Traditional phylogenetic models fail to account for variations in the effective population size

Abstract

AbstractA substitution represents the emergence and fixation of an allele in a population or species and is the fundamental event from which phylogenetic models of sequence evolution are devised. Because of the increasing availability of genomic sequences, we are now able to take advantage of intraspecific variability when reconstructing the tree of life. As a result, substitutions can be more realistically modeled as the product of mutation, selection, and genetic drift. However, it is still unclear whether this increased complexity affects our measures of evolutionary times and rates. This study seeks to answer this question by contrasting the traditional substitution model with a population genetic equivalent using data from 4385 individuals distributed across 179 populations and representing 17 species of animals, plants, and fungi.
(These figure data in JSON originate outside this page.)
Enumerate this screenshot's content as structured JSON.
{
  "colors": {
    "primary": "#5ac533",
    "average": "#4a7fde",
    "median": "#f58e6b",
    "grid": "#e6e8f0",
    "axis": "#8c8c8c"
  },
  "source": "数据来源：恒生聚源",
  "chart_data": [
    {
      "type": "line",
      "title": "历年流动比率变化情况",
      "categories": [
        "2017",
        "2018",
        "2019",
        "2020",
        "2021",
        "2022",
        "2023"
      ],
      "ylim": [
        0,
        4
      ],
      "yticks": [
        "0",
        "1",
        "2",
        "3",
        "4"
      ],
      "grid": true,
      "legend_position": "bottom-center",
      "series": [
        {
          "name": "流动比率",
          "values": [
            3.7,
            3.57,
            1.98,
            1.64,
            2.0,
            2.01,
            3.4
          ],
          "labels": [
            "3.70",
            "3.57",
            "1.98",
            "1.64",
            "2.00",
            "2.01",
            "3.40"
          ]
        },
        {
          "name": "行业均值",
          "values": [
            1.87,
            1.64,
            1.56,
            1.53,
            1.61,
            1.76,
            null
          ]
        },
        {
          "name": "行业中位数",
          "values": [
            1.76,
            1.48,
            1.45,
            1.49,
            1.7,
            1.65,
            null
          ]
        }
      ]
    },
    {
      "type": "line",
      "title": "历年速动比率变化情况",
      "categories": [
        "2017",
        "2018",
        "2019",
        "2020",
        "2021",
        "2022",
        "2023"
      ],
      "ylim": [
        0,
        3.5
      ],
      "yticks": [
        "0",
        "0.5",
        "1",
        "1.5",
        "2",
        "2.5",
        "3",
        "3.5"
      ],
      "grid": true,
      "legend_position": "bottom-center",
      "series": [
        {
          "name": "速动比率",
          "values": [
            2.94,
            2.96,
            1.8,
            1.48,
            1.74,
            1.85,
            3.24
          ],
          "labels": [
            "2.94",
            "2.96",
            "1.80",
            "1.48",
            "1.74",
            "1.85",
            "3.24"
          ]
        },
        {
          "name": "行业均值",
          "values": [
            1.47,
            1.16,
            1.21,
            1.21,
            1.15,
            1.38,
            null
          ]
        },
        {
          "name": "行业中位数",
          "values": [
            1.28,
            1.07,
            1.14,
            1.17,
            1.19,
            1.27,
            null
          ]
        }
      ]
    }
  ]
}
We found that when the population genetics dynamic is modeled via the substitution rates, the evolutionary times and rates of the two models are well correlated, suggesting that the phylogenetic model is able to capture the time and pace of its population counterpart. However, a closer inspection of this result showed that the traditional models largely ignore the effect of the effective population size, even when it is explicitly accounted for in the substitution rates. Our findings suggest that superimposing population-genetics results on the substitution rates is an effective strategy to study mutation and selection biases, while other data sources (e.g., life history traits or polymorphisms) may need to be additionally integrated to make the traditional substitution models sensitive to the impact of genetic drift. When combined with the known effect of ancestral population size on generating phylogenomic incongruence due to incomplete lineage sorting, our findings provide further evidence that unaccounted-for variations in the effective population size may be one of the primary causes of errors in phylogenetic analyses at shorter time scales.